Required Infrastructure

Component Location
Firecracker binary /usr/local/bin/firecracker
Jailer binary /usr/local/bin/jailer
Kernel /var/lib/firecracker/kernel/vmlinux
Rootfs /var/lib/firecracker/images/python-datascience.ext4
Jailer dir /srv/jailer/

Troubleshooting

WASI: "Module uses more memory than allowed"

Increase memory limit:

export WASI_MEMORY_LIMIT_MB=512

WASI: "Out of fuel"

Long-running computation exceeded instruction limit. Use Firecracker for heavy workloads:

{"context": {"python_executor_mode": "firecracker"}}

Firecracker: "KVM not available"

Firecracker requires hardware virtualization. Check:

ls -la /dev/kvm
# Should show crw-rw---- root kvm /dev/kvm

If missing, you need a KVM-enabled host (EC2 bare-metal, dedicated instance).

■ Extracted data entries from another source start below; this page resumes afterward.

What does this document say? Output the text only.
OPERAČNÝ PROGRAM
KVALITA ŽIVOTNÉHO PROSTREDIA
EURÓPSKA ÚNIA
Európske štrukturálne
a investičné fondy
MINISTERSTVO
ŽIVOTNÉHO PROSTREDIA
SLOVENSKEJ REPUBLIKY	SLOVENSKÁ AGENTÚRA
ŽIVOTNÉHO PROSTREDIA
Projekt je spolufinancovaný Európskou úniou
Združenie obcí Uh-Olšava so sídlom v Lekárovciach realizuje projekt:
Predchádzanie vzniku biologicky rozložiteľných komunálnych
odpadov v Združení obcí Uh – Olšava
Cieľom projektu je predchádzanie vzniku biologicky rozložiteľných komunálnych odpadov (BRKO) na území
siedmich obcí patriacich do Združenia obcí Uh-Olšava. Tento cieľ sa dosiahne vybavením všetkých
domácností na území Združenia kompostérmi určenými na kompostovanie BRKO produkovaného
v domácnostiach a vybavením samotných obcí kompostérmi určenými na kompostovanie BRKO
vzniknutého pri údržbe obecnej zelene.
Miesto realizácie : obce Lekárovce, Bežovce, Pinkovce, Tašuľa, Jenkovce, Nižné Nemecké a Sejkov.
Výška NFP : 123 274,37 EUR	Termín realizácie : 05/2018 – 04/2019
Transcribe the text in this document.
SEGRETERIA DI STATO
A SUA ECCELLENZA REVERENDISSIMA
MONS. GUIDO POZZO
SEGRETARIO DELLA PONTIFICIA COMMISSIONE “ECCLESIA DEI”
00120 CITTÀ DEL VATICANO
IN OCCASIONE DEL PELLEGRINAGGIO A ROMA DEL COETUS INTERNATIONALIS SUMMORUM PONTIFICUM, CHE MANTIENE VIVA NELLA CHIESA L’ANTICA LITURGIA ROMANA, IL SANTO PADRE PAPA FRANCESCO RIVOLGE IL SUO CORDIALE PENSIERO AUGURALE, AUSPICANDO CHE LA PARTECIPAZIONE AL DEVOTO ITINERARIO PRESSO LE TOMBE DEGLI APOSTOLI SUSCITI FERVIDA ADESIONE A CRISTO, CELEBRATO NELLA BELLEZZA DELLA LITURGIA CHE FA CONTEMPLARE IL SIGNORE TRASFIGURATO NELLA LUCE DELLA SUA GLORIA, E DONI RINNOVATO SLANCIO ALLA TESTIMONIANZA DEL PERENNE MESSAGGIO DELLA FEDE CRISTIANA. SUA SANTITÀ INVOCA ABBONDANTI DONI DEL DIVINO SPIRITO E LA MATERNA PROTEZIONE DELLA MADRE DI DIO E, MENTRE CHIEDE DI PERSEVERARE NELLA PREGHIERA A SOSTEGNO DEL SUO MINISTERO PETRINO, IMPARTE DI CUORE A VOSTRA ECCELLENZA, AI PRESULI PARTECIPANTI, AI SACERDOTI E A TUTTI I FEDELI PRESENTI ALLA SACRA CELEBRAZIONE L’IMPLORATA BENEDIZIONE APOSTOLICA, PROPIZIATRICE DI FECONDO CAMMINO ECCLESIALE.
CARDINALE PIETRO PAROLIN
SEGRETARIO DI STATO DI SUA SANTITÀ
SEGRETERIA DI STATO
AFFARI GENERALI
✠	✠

Workspace: "File not found"

Verify session ID is consistent across requests:

# Both requests must use same session_id
curl -X POST ... -d '{"session_id": "my-session", ...}'

Workspace: "Permission denied"

Files must be written to /workspace/, not elsewhere:

# Correct
open('/workspace/output.txt', 'w')

# Wrong - will fail
open('/tmp/output.txt', 'w')

Known Limitations

  1. WASI stdlib only: No pip packages in WASI mode. Use Firecracker for numpy/pandas.

  2. Firecracker requires KVM: Cannot run in containers or on macOS. Use WASI for local development.

  3. No network in sandbox: Neither backend has network access. Use web_search tool for web requests.

  4. Workspace quota enforcement: Direct WASI writes bypass quota checks. Mitigated by time-limited sessions.

  5. Firecracker pool cold start: First request may be slow if pool is empty. Configure pool_warm_count appropriately.